Франц Кафка - Процесс
— Это хорошее обоснование, — сказал К., повторявший для себя вполголоса отдельные места из объяснения священника. — Это хорошее обоснование, и я теперь тоже думаю, что страж был обманут. Но я не отказываюсь и от моего прежнего мнения, потому что они оба частично совпадают. Трезво ли смотрит страж, или он обманывается, это ничего не решает. Я-то говорил о том, что обманут человек; если страж смотрит на вещи трезво, то в этом можно усомниться, но если страж обманывается, то его самообман неизбежно должен перейти и на человека. Страж в этом случае если и не лжив, то настолько наивен, что его следовало бы немедленно выгнать со службы. Ты ведь должен учесть, что самообман, в котором пребывает страж, ничем ему не вредит, но зато в тысячу раз сильнее вредит человеку.

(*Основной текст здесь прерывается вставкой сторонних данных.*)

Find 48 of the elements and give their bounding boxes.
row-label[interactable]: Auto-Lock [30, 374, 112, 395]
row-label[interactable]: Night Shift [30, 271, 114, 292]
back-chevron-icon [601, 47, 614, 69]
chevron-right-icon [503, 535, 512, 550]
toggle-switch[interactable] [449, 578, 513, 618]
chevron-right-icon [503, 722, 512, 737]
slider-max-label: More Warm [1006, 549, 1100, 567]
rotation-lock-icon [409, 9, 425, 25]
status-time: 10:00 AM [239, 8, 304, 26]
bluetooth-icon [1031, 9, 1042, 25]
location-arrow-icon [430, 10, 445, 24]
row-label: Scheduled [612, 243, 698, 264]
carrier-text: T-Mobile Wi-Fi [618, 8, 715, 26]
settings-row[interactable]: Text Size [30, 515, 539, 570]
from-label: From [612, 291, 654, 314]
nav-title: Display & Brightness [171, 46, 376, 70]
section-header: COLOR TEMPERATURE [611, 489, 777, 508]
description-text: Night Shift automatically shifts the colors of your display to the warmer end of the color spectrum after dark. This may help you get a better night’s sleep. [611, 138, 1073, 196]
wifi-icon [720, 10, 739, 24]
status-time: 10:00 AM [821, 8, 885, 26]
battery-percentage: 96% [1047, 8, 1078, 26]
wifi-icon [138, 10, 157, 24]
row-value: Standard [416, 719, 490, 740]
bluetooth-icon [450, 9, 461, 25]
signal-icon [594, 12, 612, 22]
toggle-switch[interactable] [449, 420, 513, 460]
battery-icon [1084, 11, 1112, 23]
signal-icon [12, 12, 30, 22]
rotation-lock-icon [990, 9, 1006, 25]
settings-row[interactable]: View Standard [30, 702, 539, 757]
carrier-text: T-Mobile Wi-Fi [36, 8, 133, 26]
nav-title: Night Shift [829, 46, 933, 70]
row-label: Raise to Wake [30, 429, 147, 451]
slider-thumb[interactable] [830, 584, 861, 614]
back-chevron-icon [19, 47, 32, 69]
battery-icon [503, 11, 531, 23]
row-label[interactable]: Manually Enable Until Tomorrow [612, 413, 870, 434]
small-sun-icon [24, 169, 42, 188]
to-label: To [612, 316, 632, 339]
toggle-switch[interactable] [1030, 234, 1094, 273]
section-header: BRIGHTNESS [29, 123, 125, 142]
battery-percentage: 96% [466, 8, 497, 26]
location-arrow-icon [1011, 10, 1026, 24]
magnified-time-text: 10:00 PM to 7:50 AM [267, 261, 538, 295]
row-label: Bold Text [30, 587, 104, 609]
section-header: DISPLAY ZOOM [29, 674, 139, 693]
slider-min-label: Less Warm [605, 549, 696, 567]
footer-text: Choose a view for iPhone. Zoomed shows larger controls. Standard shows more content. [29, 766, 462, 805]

— Здесь ты вступаешь в конфликт с противоположным мнением, — сказал священник. — А именно, многие говорят, что эта история никому не дает права судить о страже. Каким бы он нам ни казался, но он все-таки слуга Закона и, таким образом, от человеческого суда ускользает. А тогда уже нельзя и считать, что этот страж стоит ниже человека. Иметь служебную связь даже только со входом в Закон значит несравненно больше, чем жить свободным в свободном мире. Человек еще только приходит к Закону, а страж — уже там. Он призван на службу Законом, и сомневаться в его соответствии этому высокому призванию значило бы сомневаться в Законе.
— С этим мнением я не согласен, — сказал, покачав головой, К., — потому что, если к нему присоединиться, тогда нужно все, что говорит страж, принимать за истину. Но ты же сам подробно обосновал, что это невозможно.

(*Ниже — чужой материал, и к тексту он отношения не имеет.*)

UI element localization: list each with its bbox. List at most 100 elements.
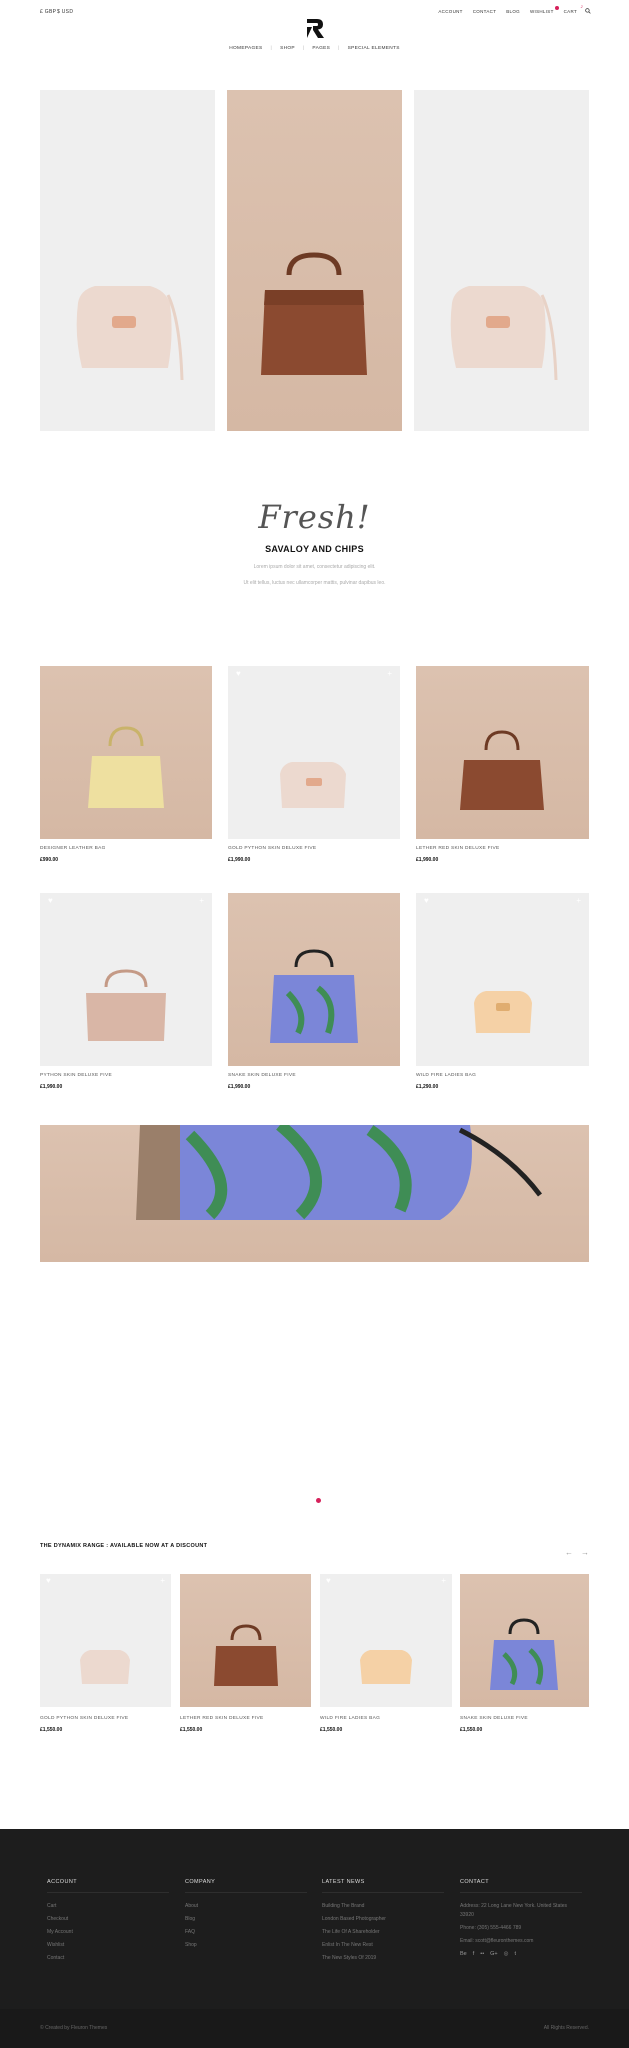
gallery-image-1[interactable] [40, 90, 215, 431]
heart-icon[interactable]: ♥ [236, 669, 241, 678]
product-name[interactable]: GOLD PYTHON SKIN DELUXE FIVE [228, 846, 316, 851]
nav-pages[interactable]: PAGES [312, 46, 330, 51]
pink-bag-image [80, 1650, 130, 1684]
search-icon[interactable] [585, 8, 591, 14]
account-link[interactable]: ACCOUNT [438, 9, 462, 14]
range-product-price: £1,550.00 [180, 1727, 203, 1733]
product-name[interactable]: PYTHON SKIN DELUXE FIVE [40, 1073, 112, 1078]
nav-special-elements[interactable]: SPECIAL ELEMENTS [348, 46, 400, 51]
product-image[interactable] [228, 893, 400, 1066]
footer-link[interactable]: Blog [185, 1916, 307, 1922]
heart-icon[interactable]: ♥ [424, 896, 429, 905]
nav-separator: | [338, 46, 340, 51]
footer-link[interactable]: FAQ [185, 1929, 307, 1935]
product-price: £1,990.00 [40, 1084, 63, 1090]
range-product-name[interactable]: SNAKE SKIN DELUXE FIVE [460, 1716, 528, 1721]
contact-link[interactable]: CONTACT [473, 9, 497, 14]
product-price: £1,990.00 [416, 857, 439, 863]
range-product-name[interactable]: GOLD PYTHON SKIN DELUXE FIVE [40, 1716, 128, 1721]
promo-banner[interactable] [40, 1125, 589, 1262]
wishlist-label: WISHLIST [529, 9, 554, 14]
pink-bag-image [280, 762, 346, 808]
range-product-image[interactable]: ♥ + [40, 1574, 171, 1707]
slider-pager-dot[interactable] [316, 1498, 321, 1503]
gallery-image-2[interactable] [227, 90, 402, 431]
top-links: ACCOUNT CONTACT BLOG WISHLIST CART 2 [438, 5, 583, 14]
product-image[interactable]: ♥ + [40, 893, 212, 1066]
feature-title: SAVALOY AND CHIPS [265, 544, 364, 554]
heart-icon[interactable]: ♥ [46, 1576, 51, 1585]
footer-link[interactable]: Shop [185, 1942, 307, 1948]
footer-link[interactable]: Checkout [47, 1916, 169, 1922]
range-product-name[interactable]: LETHER RED SKIN DELUXE FIVE [180, 1716, 264, 1721]
heart-icon[interactable]: ♥ [326, 1576, 331, 1585]
footer-link[interactable]: Contact [47, 1955, 169, 1961]
range-product-image[interactable]: ♥ + [320, 1574, 452, 1707]
product-image[interactable]: ♥ + [416, 893, 589, 1066]
footer-link[interactable]: Wishlist [47, 1942, 169, 1948]
range-product-image[interactable] [460, 1574, 589, 1707]
contact-phone: Phone: (305) 555-4466 789 [460, 1925, 522, 1931]
pink-bag-image [450, 286, 558, 381]
product-image[interactable] [416, 666, 589, 839]
plus-icon[interactable]: + [576, 896, 581, 905]
footer-heading: LATEST NEWS [322, 1879, 444, 1893]
product-name[interactable]: WILD FIRE LADIES BAG [416, 1073, 476, 1078]
plus-icon[interactable]: + [441, 1576, 446, 1585]
nav-shop[interactable]: SHOP [280, 46, 295, 51]
footer-link[interactable]: The New Styles Of 2019 [322, 1955, 444, 1961]
cart-count: 2 [580, 5, 583, 9]
google-plus-icon[interactable]: G+ [490, 1951, 498, 1957]
footer-link[interactable]: London Based Photographer [322, 1916, 444, 1922]
nav-separator: | [302, 46, 305, 51]
cart-label: CART [563, 9, 577, 14]
rights-text: All Rights Reserved. [543, 2025, 589, 2031]
plus-icon[interactable]: + [160, 1576, 165, 1585]
product-price: £1,990.00 [228, 1084, 251, 1090]
wishlist-link[interactable]: WISHLIST [529, 6, 559, 14]
facebook-icon[interactable]: f [473, 1951, 475, 1957]
heart-icon[interactable]: ♥ [48, 896, 53, 905]
twitter-icon[interactable]: t [514, 1951, 516, 1957]
behance-icon[interactable]: Be [460, 1951, 467, 1957]
footer-link[interactable]: Building The Brand [322, 1903, 444, 1909]
product-name[interactable]: LETHER RED SKIN DELUXE FIVE [416, 846, 500, 851]
arrow-left-icon[interactable]: ← [565, 1548, 573, 1557]
product-name[interactable]: SNAKE SKIN DELUXE FIVE [228, 1073, 296, 1078]
footer-link[interactable]: About [185, 1903, 307, 1909]
arrow-right-icon[interactable]: → [581, 1548, 589, 1557]
yellow-bag-image [88, 726, 164, 808]
range-product-price: £1,550.00 [460, 1727, 483, 1733]
flickr-icon[interactable]: •• [480, 1951, 484, 1957]
product-image[interactable]: ♥ + [228, 666, 400, 839]
range-product-name[interactable]: WILD FIRE LADIES BAG [320, 1716, 380, 1721]
footer-link[interactable]: My Account [47, 1929, 169, 1935]
currency-usd[interactable]: $ USD [57, 9, 73, 15]
brown-bag-image [214, 1624, 278, 1686]
footer-link[interactable]: The Life Of A Shareholder [322, 1929, 444, 1935]
footer-bottom: © Created by Fleuron Themes All Rights R… [0, 2009, 629, 2048]
blog-link[interactable]: BLOG [506, 9, 520, 14]
footer-link[interactable]: Cart [47, 1903, 169, 1909]
logo[interactable] [305, 17, 325, 39]
contact-email[interactable]: Email: scott@fleuronthemes.com [460, 1938, 582, 1944]
product-price: £1,290.00 [416, 1084, 439, 1090]
cart-link[interactable]: CART 2 [563, 5, 583, 14]
main-nav: HOMEPAGES | SHOP | PAGES | SPECIAL ELEMENTS [0, 46, 629, 51]
nav-homepages[interactable]: HOMEPAGES [229, 46, 262, 51]
rose-bag-image [86, 969, 166, 1041]
product-image[interactable] [40, 666, 212, 839]
range-product-price: £1,550.00 [40, 1727, 63, 1733]
peach-bag-image [360, 1650, 412, 1684]
product-price: £990.00 [40, 857, 59, 863]
currency-gbp[interactable]: £ GBP [40, 9, 56, 15]
plus-icon[interactable]: + [199, 896, 204, 905]
product-name[interactable]: DESIGNER LEATHER BAG [40, 846, 106, 851]
contact-zip: 33920 [460, 1912, 474, 1918]
instagram-icon[interactable]: ◎ [504, 1951, 509, 1957]
footer-news: LATEST NEWS Building The Brand London Ba… [322, 1879, 444, 1968]
gallery-image-3[interactable] [414, 90, 589, 431]
range-product-image[interactable] [180, 1574, 311, 1707]
footer-link[interactable]: Enlist In The New Rest [322, 1942, 444, 1948]
plus-icon[interactable]: + [387, 669, 392, 678]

— Нет, — сказал священник, — не нужно все принимать за истину, нужно только принимать это как необходимость.
— Неутешительное мнение, — сказал К. — Ложь становится основой миропорядка.[19]
К. произнес это как заключение, но это не был его окончательный приговор. Он был слишком утомлен, чтобы суметь охватить все выводы из этой истории, к тому же он сталкивался здесь с непривычными ходами мысли, с какими-то ирреальными вещами, больше подходившими для обсуждения в обществе судейских чиновников, чем здесь. Простая история превращалась во что-то бесформенное, хотелось стряхнуть ее с себя, и священник, проявив тут большой такт, стерпел это и принял высказывание К. молча, хотя оно наверняка не совпадало с его собственным мнением.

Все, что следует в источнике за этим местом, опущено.